The meter costs $19.95 a month to rent and comes with four free refills a year. Additional refills are $5 each. It holds up to $1,000 worth of postage. If you do get a postage meter, be sure you have an accurate postal scale. The company is currently offering a free 90-day trial for anyone who wants to check out the meter.

The Personal Post Office comes with a CD-ROM designed to help businesses develop effective direct-mail campaigns. It includes tools to help you analyze the potential costs and benefits of a direct-mail campaign as well as design tips and information on purchasing mailing lists. The company is also offering its DirectNET service that will print, assemble, address and mail advertising pieces that you design on a PC using your own word processing or publishing software.

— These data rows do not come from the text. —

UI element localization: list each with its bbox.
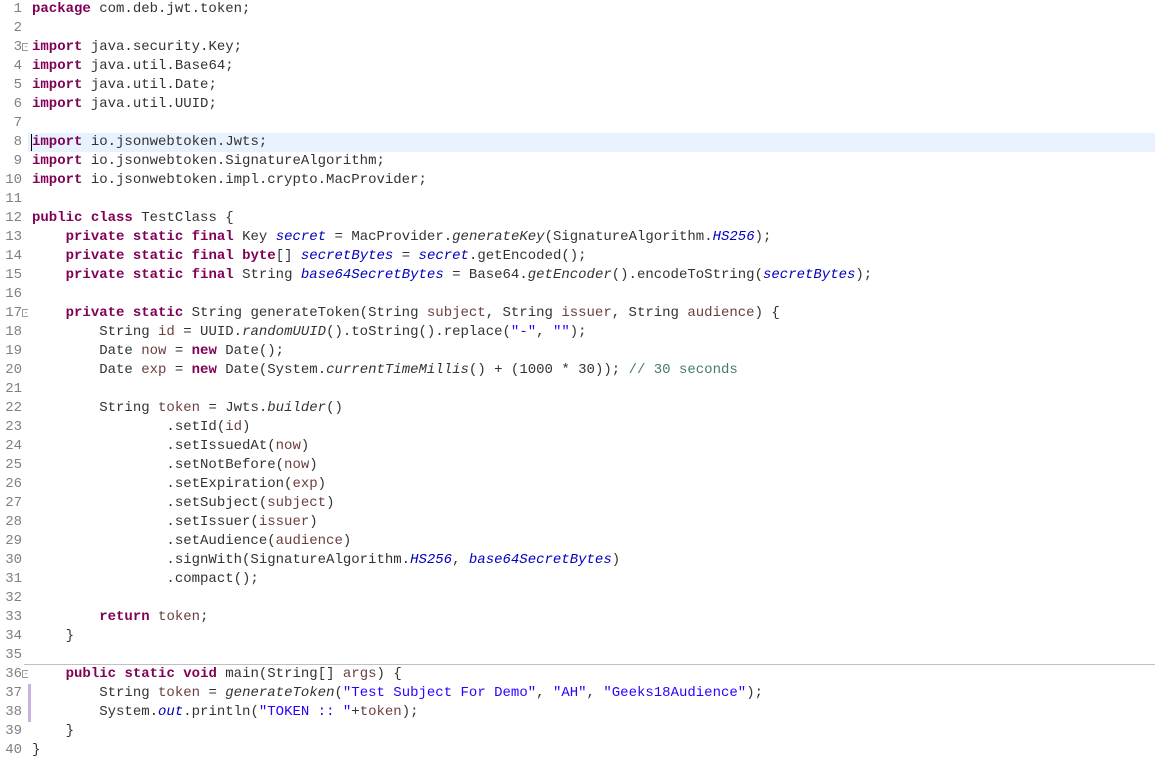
line-number[interactable]: 33	[0, 608, 28, 627]
line-number[interactable]: 37	[0, 684, 28, 703]
code-line[interactable]: .setIssuedAt(now)	[28, 437, 1155, 456]
code-line[interactable]	[24, 646, 1155, 665]
code-line[interactable]: }	[28, 627, 1155, 646]
code-line[interactable]: import io.jsonwebtoken.SignatureAlgorith…	[28, 152, 1155, 171]
line-number[interactable]: 31	[0, 570, 28, 589]
code-line[interactable]: .setSubject(subject)	[28, 494, 1155, 513]
line-number[interactable]: 28	[0, 513, 28, 532]
change-marker	[28, 703, 31, 722]
line-number[interactable]: 25	[0, 456, 28, 475]
line-number[interactable]: 8	[0, 133, 28, 152]
line-number[interactable]: 34	[0, 627, 28, 646]
line-number[interactable]: 10	[0, 171, 28, 190]
code-line[interactable]: import java.security.Key;	[28, 38, 1155, 57]
line-number[interactable]: 39	[0, 722, 28, 741]
code-line[interactable]	[28, 589, 1155, 608]
change-marker	[28, 684, 31, 703]
code-content-area[interactable]: package com.deb.jwt.token; import java.se…	[28, 0, 1155, 768]
code-line[interactable]: public class TestClass {	[28, 209, 1155, 228]
code-line[interactable]	[28, 285, 1155, 304]
code-line[interactable]: String id = UUID.randomUUID().toString()…	[28, 323, 1155, 342]
code-line[interactable]: .signWith(SignatureAlgorithm.HS256, base…	[28, 551, 1155, 570]
code-line[interactable]: import java.util.Date;	[28, 76, 1155, 95]
line-number[interactable]: 23	[0, 418, 28, 437]
line-number[interactable]: 20	[0, 361, 28, 380]
line-number[interactable]: 16	[0, 285, 28, 304]
code-line[interactable]: package com.deb.jwt.token;	[28, 0, 1155, 19]
code-line[interactable]: System.out.println("TOKEN :: "+token);	[28, 703, 1155, 722]
code-line[interactable]: .setExpiration(exp)	[28, 475, 1155, 494]
code-line[interactable]: return token;	[28, 608, 1155, 627]
line-number[interactable]: 18	[0, 323, 28, 342]
line-number[interactable]: 27	[0, 494, 28, 513]
line-number[interactable]: 30	[0, 551, 28, 570]
code-line[interactable]: import io.jsonwebtoken.Jwts;	[28, 133, 1155, 152]
code-line[interactable]: }	[28, 741, 1155, 760]
code-line[interactable]: private static final String base64Secret…	[28, 266, 1155, 285]
code-line[interactable]: .setIssuer(issuer)	[28, 513, 1155, 532]
line-number[interactable]: 1	[0, 0, 28, 19]
line-number[interactable]: 40	[0, 741, 28, 760]
line-number[interactable]: 36-	[0, 665, 28, 684]
line-number[interactable]: 21	[0, 380, 28, 399]
line-number[interactable]: 14	[0, 247, 28, 266]
code-line[interactable]: Date now = new Date();	[28, 342, 1155, 361]
text-cursor	[31, 134, 32, 151]
line-number[interactable]: 4	[0, 57, 28, 76]
code-line[interactable]: private static String generateToken(Stri…	[28, 304, 1155, 323]
code-editor[interactable]: 123-4567891011121314151617-1819202122232…	[0, 0, 1155, 768]
code-line[interactable]: String token = generateToken("Test Subje…	[28, 684, 1155, 703]
line-number[interactable]: 3-	[0, 38, 28, 57]
line-number[interactable]: 15	[0, 266, 28, 285]
line-number[interactable]: 29	[0, 532, 28, 551]
code-line[interactable]: private static final byte[] secretBytes …	[28, 247, 1155, 266]
code-line[interactable]	[28, 380, 1155, 399]
code-line[interactable]: .setId(id)	[28, 418, 1155, 437]
line-number[interactable]: 13	[0, 228, 28, 247]
code-line[interactable]: }	[28, 722, 1155, 741]
line-number[interactable]: 2	[0, 19, 28, 38]
code-line[interactable]	[28, 19, 1155, 38]
line-number[interactable]: 11	[0, 190, 28, 209]
code-line[interactable]: Date exp = new Date(System.currentTimeMi…	[28, 361, 1155, 380]
code-line[interactable]	[28, 190, 1155, 209]
code-line[interactable]: .setNotBefore(now)	[28, 456, 1155, 475]
code-line[interactable]: public static void main(String[] args) {	[28, 665, 1155, 684]
line-number[interactable]: 6	[0, 95, 28, 114]
line-number[interactable]: 24	[0, 437, 28, 456]
line-number[interactable]: 7	[0, 114, 28, 133]
line-number[interactable]: 26	[0, 475, 28, 494]
code-line[interactable]	[28, 114, 1155, 133]
code-line[interactable]: import java.util.UUID;	[28, 95, 1155, 114]
code-line[interactable]: private static final Key secret = MacPro…	[28, 228, 1155, 247]
line-number[interactable]: 5	[0, 76, 28, 95]
code-line[interactable]: import io.jsonwebtoken.impl.crypto.MacPr…	[28, 171, 1155, 190]
line-number[interactable]: 19	[0, 342, 28, 361]
line-number[interactable]: 22	[0, 399, 28, 418]
line-number[interactable]: 9	[0, 152, 28, 171]
code-line[interactable]: String token = Jwts.builder()	[28, 399, 1155, 418]
line-number[interactable]: 32	[0, 589, 28, 608]
code-line[interactable]: .compact();	[28, 570, 1155, 589]
code-line[interactable]: .setAudience(audience)	[28, 532, 1155, 551]
line-number[interactable]: 17-	[0, 304, 28, 323]
line-number[interactable]: 12	[0, 209, 28, 228]
code-line[interactable]: import java.util.Base64;	[28, 57, 1155, 76]
line-number[interactable]: 38	[0, 703, 28, 722]
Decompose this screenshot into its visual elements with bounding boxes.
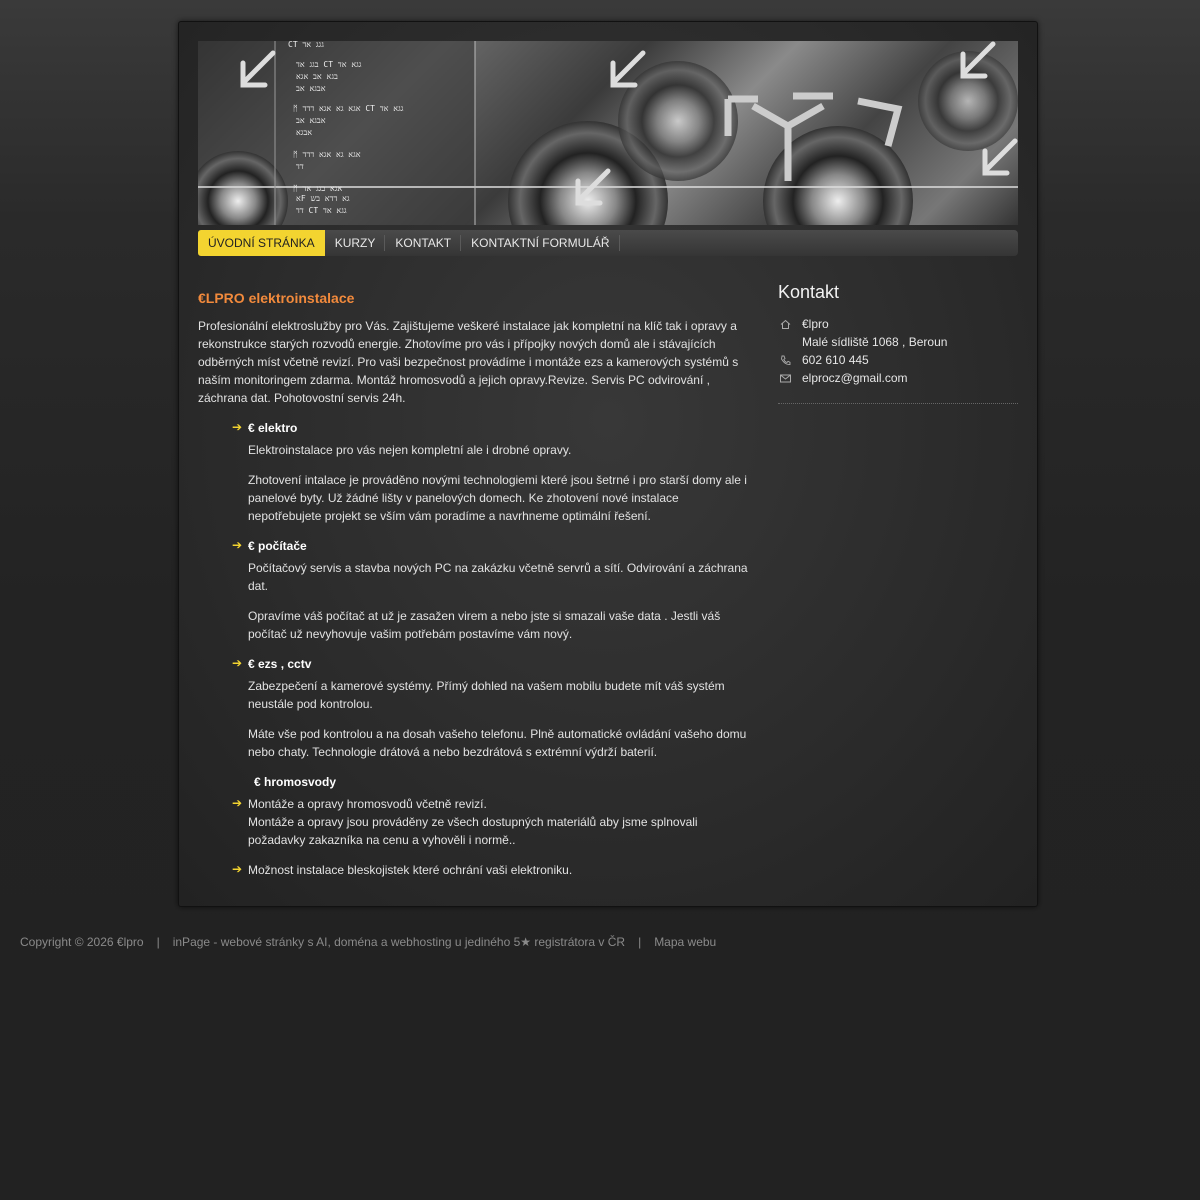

The biggest change for Pitney Bowes will come in a few months when the Postal Service will start letting individuals and businesses print their own postage using a standard inkjet or laser printer. No, it's not a way to get free postage. The system, called the Information Based Indicia Program (IDIP), will allow people to purchase postage online and then print that postage directly onto mailing pieces or labels. Indicia is an electronic stamp or mark that proves that you have paid for your postage.

The service is, of course, regulated by the Postal Service, which has contracted with private companies to distribute the electronic stamps, or indicia.

Pitney Bowes is one of several companies that will start offering a beta test program this spring for PC owners who want to print their own postage. Other likely players include E-Stamp (http://www.estamp.com) StampMaster (http://www.stampmaster.com), Neopost (http://www.pcstamp.com) and Postage Plus (http://www.postageplus.com).

E-Stamp, according to Chief Executive Sunir K. Kapoor, is developing software that will let you affix postage automatically from Microsoft Word and other Windows application programs.

Most vendors plan to require users to plug a small device into the PC's printer port that stores the postage that has been purchased. StampMaster plans to use a software-only solution that requires users to log onto the Internet each time they wish to print indicia. None of the companies has announced how much it will charge for the service, but spokesmen for each said pricing would be designed to be affordable for small businesses and home offices. One executive speculated it would probably be about $10 a month. Another said they were considering charging about 10% above the face value of the postage.

However it's done, users will print the indicia directly onto the envelope or label as they print the address. To prevent fraud, the indicium is linked to both the return and delivery address of each mailing, which can be verified by the Postal Service's scanning devices. Anyone wishing to participate in these companies' beta test programs should visit their Web sites for information.

However you buy your postage, be sure to visit the Postal Service Web site (http://www.usps.gov) for information on rates and services. Click on "business" for special information, including what you need to know to sell to the USPS. You'll also find an Express Mail tracking service and a ZIP Code look-up database.

United Parcel Service (http://www.ups.com), Federal Express (http://www.fedex.com) and Airborne Express (http://www.airborne-express.com) all have Web sites that offer package tracking information, rate calculation and other services. Federal Express lets you arrange a pickup via its Web site and offers free software that automatically prepares your air bills. UPS offers its Online Office software that prints address labels, calculates rates, provide electronic package tracking and more.

And, just because people are now using the Internet to ship documents doesn't mean there's no role for package delivery services. UPS recently announced its Online Dossier and Courier services, which will provide secure, encrypted online document transmission with tracking and receipt verification. About the only thing you don't get is a brown truck in front of your door.